Commodity prices plunge on recession, China fears
Prices are plunging amid growing fears China’s pandemic policies may crimp its growth and as inflation worries hit the global economy.
Iron ore looks set to continue this month’s sharp plunge on growing fears of a slowdown in China, amid a commodity price plunge that also battered gold producers on Wednesday.
Iron ore spot prices were trading just below $US110 on Tuesday, but Singapore futures dipped further in Wednesday trading, touching $US106.70 late in the day – their lowest mark in 2022.
The falls in Singapore were mirrored by a similar 2.7 per cent drop in the value of the most traded active contract on China’s Dalian exchange, with the iron ore price rout seemingly set to continue as mass testing for Covid-19 in Shanghai this week has again raised fears of wider lockdowns in China’s major cities.

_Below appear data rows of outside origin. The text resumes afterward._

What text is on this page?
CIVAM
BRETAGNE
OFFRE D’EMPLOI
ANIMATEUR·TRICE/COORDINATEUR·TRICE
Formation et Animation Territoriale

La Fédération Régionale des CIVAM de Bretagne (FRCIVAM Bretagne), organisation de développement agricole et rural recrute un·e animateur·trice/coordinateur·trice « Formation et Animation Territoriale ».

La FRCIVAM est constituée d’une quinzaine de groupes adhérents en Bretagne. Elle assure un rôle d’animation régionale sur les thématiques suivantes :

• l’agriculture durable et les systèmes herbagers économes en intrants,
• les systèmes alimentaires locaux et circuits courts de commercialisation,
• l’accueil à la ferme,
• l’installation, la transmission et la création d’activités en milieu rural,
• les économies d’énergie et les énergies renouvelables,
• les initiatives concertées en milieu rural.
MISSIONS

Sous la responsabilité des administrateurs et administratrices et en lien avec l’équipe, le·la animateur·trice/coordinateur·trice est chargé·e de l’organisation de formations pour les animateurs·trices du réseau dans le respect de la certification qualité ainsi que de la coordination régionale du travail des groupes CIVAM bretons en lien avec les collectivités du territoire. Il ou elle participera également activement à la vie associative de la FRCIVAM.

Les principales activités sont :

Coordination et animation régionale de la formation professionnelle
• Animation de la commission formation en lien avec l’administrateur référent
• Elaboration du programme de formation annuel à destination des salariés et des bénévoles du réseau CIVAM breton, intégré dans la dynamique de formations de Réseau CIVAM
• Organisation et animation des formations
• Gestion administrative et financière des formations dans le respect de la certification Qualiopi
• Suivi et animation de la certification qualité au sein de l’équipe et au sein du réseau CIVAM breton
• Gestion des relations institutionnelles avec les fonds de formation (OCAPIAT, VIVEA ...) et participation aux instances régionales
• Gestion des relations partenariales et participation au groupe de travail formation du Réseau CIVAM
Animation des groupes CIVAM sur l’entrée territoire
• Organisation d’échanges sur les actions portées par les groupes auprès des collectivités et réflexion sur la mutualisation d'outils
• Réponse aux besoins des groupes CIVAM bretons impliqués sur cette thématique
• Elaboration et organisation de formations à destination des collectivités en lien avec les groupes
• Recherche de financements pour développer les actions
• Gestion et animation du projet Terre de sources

Australia’s most valuable export commodity was worth more than $US145 a tonne a month ago, but has slumped on growing fears that China’s “zero Covid” policy will further crimp its economy amid reports iron ore stockpiles are rising as Chinese steel mills idle blast furnaces as lockdowns weaken economic activity and hit steel demand.
The growing threat posed by a weakening Chinese economy has exacerbating inflation concerns hitting major developed nations, with fears of a broader recession – partly triggered by high commodity prices – also triggering an oil price plunge.
West Texas Immediate crude oil prices had limped to levels just above $US100 a barrel late on Wednesday, Australian time, after plunging 8.6 per cent the previous day to dip into double figures for the first time since April.
The oil slump was triggered by recession fears on Wall Street, with a rally in the US dollar also hitting the gold price, which fell to a six month low beneath $US1800 an ounce this week.
Gold was holding those levels late on Wednesday on international markets, held back by the strong rise in the value of the greenback as investors preferred the US dollar as a haven asset.
But the combination meant the gold price traded relatively steady in Australian dollar terms through Wednesday, trading in a $2596 to $2606 range through the day - although it is well down on levels closer to $2660 on Tuesday.
The commodity price rout has also seen copper crash below $SU7500 on global markets on Wednesday, with early trading on the London Metals Exchange down 5 per cent to $US7291.50 a tonne, copper’s lowest level since 2020 and well below April levels above $US10,000. Steep falls were also running in the price of aluminium, zinc and tin.
The commodity price carnage took a heavy toll of Australian resources stocks, with the energy sector down 5.8 per cent for the days, with the materials sector down 5 per cent.
Of the major miners, Rio Tinto was hit the worst, closing down 7.4 per cent or $7.40 to $93.37. BHP was off $2.24m, or 5.6 per cent to a $37.76 close, with Fortescue Metals Group hitting its lowest closing mark in 2022 at $16.48, down 4.9 per cent for the day.
Oil stocks were also battered, with Woodside Energy Group down 6.9 per cent, or $2.24, to $30.20, and Santos down 6.1 per cent to $7.02.
Australia’s gold majors fared no better, with Newcrest Mining down 6.6 per cent to $19.60, Northern Star Resources down 30c to $6.91, and Evolution Mining down 3.9 per cent to $2.41.
Copper and base metals miner 29Metals was among the worst hit of Australia’s mid-tier producers, with its stock down 11.4 per cent or 18.5c to $1.435. OZ Minerals closed down 48c to $16.97, with Sandfire Resources falling 37c, or 8.4 per cent, to $4.06.